By the time I got to Corporate America, it was clear that if I wanted to lead, I needed to pull my chair up (and sometimes bring my own), sit right at the table front and center, and ask for others to make space for me. From then on, I found my voice and never stop using it.
But now, all of a sudden, in this forced social experiment of mass remote working, I was having trouble being heard… again. None of the coaching I had given myself and other women on finding your voice seemed to work when my voice was being projected across a conference call and not a conference room.
I couldn't read any body language. I couldn't see if others were about to jump in and I should wait or if it was my time to speak. They couldn't see if I had something to say. For our Microsoft teams setting, you can only see a few faces on your screen, the rest are icons at the bottom of the window with a static picture or even just their name. And, even then, I couldn't see some people simply because they wouldn't turn their cameras on.
If I did get a chance to speak and cracked a funny joke, well, I didn't hear any laughing. Most people were on mute. Or maybe the joke wasn't that funny?
At one point, I could hear some heavy breathing and the unwrapping of (what I could only assume was) a candy bar. I imagined it was a Nestle Crunch Bar as my tummy rumbled in response to the crinkling of unwrapped candy. (There is a right and a wrong time to mute, people.)
At another point, I did see one face nodding at me blankly.
They say that remote working will be good for women. They say it will level the playing field. They say it will be more inclusive. But it won't be for me and others if I don't speak up now.
- Start with turning your camera on and encouraging others to do the same. I was recently in a two-person meeting. My camera was on, but the other person wouldn't turn theirs on. In that case, ten minutes in, I turned my camera off. You can't stare at my fuzzy eyebrows and my pile of laundry in the background if I can't do the same to you. When you have a willing participant, you'd be surprised by how helpful it can be to make actual eye contact with someone, even on a computer (and despite the fuzzy eyebrows).

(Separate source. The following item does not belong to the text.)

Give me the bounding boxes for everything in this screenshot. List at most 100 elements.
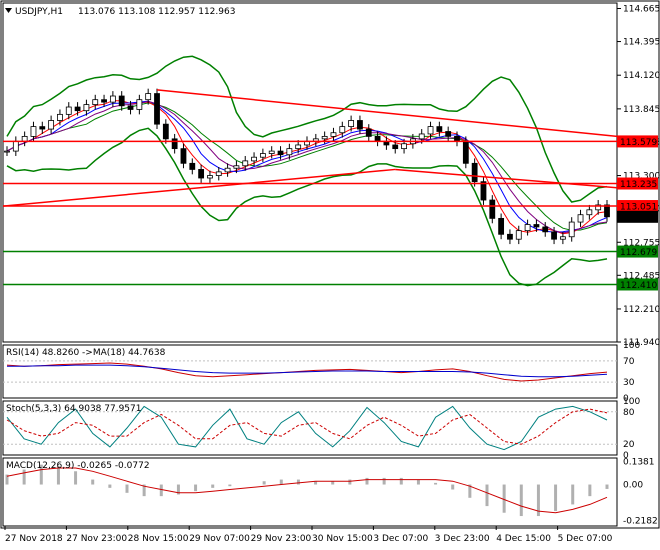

- Use the chatbox. Enter in your questions. Enter in your comments. Dialogue back and forth. Type in a joke. I did that recently and someone entered back a laughing face — reaffirming that I was, indeed, funny.

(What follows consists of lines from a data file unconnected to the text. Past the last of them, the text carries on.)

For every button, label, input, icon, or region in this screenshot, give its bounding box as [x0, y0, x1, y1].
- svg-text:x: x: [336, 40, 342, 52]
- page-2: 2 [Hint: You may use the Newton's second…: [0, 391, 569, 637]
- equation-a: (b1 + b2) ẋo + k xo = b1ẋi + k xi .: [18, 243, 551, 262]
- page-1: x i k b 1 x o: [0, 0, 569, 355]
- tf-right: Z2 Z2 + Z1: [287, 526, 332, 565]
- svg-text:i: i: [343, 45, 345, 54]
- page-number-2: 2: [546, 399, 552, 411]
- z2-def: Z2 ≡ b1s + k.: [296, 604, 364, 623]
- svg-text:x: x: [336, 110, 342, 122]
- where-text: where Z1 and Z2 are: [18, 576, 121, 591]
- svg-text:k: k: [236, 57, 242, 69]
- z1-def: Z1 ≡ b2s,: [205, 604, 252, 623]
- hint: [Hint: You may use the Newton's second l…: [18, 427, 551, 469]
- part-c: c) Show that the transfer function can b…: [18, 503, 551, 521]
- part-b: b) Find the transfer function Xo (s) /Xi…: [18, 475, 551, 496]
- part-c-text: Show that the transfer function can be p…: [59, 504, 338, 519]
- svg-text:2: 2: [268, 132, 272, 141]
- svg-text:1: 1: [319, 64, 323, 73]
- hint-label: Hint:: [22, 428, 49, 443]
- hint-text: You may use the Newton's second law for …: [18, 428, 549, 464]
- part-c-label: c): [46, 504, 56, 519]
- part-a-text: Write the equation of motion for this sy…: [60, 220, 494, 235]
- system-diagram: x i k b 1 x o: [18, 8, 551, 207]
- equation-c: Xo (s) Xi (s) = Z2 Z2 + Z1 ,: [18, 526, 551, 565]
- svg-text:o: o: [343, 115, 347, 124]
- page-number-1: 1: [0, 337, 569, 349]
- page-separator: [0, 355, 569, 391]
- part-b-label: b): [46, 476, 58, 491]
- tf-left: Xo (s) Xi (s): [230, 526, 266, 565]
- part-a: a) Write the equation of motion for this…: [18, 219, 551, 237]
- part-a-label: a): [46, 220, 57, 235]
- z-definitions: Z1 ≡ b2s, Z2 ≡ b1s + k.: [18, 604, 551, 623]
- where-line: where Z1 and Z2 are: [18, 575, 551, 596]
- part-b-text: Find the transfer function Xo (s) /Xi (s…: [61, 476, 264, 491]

- Designate a facilitator for the meeting: someone leading, coaching, and guiding. On my most recent call, a leader went around ensuring everyone was able to contribute fairly. She also ensured she asked for feedback on a specific topic and helped move the discussion around so no one person took up all the airtime.
- Unmute yourself. Please don't just sit there on mute for the entire meeting. Jump in and speak up. You will be interrupted. You will interrupt others. But don't get frustrated or discouraged — this is what work is now — just keep showing up and contributing.
- Smile, and smile big. Nod your head in agreement. Laugh. Give a thumbs up; give two! Wave. Make a heart with your hands. Signal to others on the call who are contributing that you support and value them. They will do the same in return when your turn comes to contribute.
It's too easy to keep your camera turned off. It's too easy to stay on mute. It's too easy to disappear. But now is not the time to disappear. Now is the time to stay engaged and networked within our organizations and communities.
So please don't put yourself on mute.
Well, actually, please do put yourself on mute so I don't have to hear your heavy breathing, candy bar crunching, or tinkling bathroom break.
But after that, please take yourself off mute so you can reclaim your seat (and your voice) at the table.